Wichtig scheint zu sein, dass ohne gültiger Kreditkarte der Dienst nicht zur Verfügung gestellt wird.

Siehe dazu auch:
Error-Message: You must enable Billing on the Google Cloud Project at https://console.cloud.google.com/project/_/billing/enable Learn more at https://developers.google.com/maps/gmp-get-started
Siehe dazu auch https://mapsplatform.google.com/pricing/

Anmerkung:
Für genauere Analysen kann von Ihrem Kieselstein ERP Betreuer ein sehr umfassendes Client-Logging aktiviert werden, in dem obige Meldungen ersichtlich sind. Wir sind uns durchaus dessen bewusst, dass dies für Otto Normalverbraucher nicht lesbar ist. Daher wird es auch nicht nach außen durchgereicht. Wir bekommen leider keine besseren Infos, wenn der Zugriff auf den Dienst gesperrt ist, wenn eben keine gültige Kreditkarte hinterlegt ist.

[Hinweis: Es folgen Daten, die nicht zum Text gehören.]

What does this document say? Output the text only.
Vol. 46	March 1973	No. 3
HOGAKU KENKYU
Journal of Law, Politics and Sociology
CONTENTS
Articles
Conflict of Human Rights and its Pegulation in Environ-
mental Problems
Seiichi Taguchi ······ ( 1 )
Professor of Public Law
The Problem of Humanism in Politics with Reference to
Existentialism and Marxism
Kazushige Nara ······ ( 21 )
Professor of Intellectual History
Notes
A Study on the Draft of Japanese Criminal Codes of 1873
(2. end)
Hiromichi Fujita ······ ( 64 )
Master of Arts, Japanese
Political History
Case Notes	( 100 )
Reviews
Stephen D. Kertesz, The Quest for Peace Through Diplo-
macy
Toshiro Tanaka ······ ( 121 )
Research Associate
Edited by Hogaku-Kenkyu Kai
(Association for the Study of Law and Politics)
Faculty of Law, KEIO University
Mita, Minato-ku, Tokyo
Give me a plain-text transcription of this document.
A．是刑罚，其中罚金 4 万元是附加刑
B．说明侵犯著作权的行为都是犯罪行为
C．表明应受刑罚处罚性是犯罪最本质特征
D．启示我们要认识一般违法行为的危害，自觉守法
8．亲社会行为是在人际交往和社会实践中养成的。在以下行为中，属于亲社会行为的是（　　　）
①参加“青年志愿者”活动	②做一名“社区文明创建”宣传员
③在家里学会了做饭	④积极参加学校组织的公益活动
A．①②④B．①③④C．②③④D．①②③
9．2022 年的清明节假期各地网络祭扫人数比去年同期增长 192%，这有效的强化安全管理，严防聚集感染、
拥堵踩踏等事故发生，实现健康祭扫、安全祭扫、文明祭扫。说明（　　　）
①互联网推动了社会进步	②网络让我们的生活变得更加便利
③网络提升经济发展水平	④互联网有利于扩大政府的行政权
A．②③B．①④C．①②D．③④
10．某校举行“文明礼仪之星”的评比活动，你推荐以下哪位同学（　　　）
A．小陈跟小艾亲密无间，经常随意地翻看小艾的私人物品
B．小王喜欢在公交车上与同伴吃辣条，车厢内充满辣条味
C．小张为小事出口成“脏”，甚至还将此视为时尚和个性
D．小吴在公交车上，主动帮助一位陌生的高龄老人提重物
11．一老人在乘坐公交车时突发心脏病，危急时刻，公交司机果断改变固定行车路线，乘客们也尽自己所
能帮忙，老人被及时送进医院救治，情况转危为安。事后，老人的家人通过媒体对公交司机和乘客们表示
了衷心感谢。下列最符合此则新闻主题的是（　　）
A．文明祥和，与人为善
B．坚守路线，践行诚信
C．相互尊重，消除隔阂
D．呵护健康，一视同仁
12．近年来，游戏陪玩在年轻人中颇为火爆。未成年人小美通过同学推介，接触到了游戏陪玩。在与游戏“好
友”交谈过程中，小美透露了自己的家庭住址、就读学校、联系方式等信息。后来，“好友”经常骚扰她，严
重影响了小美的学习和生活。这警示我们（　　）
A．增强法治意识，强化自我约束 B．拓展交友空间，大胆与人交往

Prüfen Sie gegebenenfalls bitte folgende bei Google hinterlegte Daten, welche sich eventuell geändert haben könnten:

  • EMail-Adresse
  • Passwort bzw. Authentifizierungsart
  • Kreditkarte mit Kreditkartennummer(n), Sicherheitsabfrage Ihres Kreditkartenanbieters
  • Kreditlimit

Wieso wird die direkte Kundenadresse angezeigt, diese aber in den Geodaten nicht dargestellt?

Die Anzeige über den Button Adresse im Browser anzeigen, übergibt die einzelne Adresse an Google Maps bzw. Openstreetmap.
Hingegen der Button aktualisiere Geodaten, versucht über die Google-API die Geodaten der jeweiligen Adresse zu ermitteln. Dafür muss auch der Google-Account für die API (siehe oben) richtig hinterlegt sein.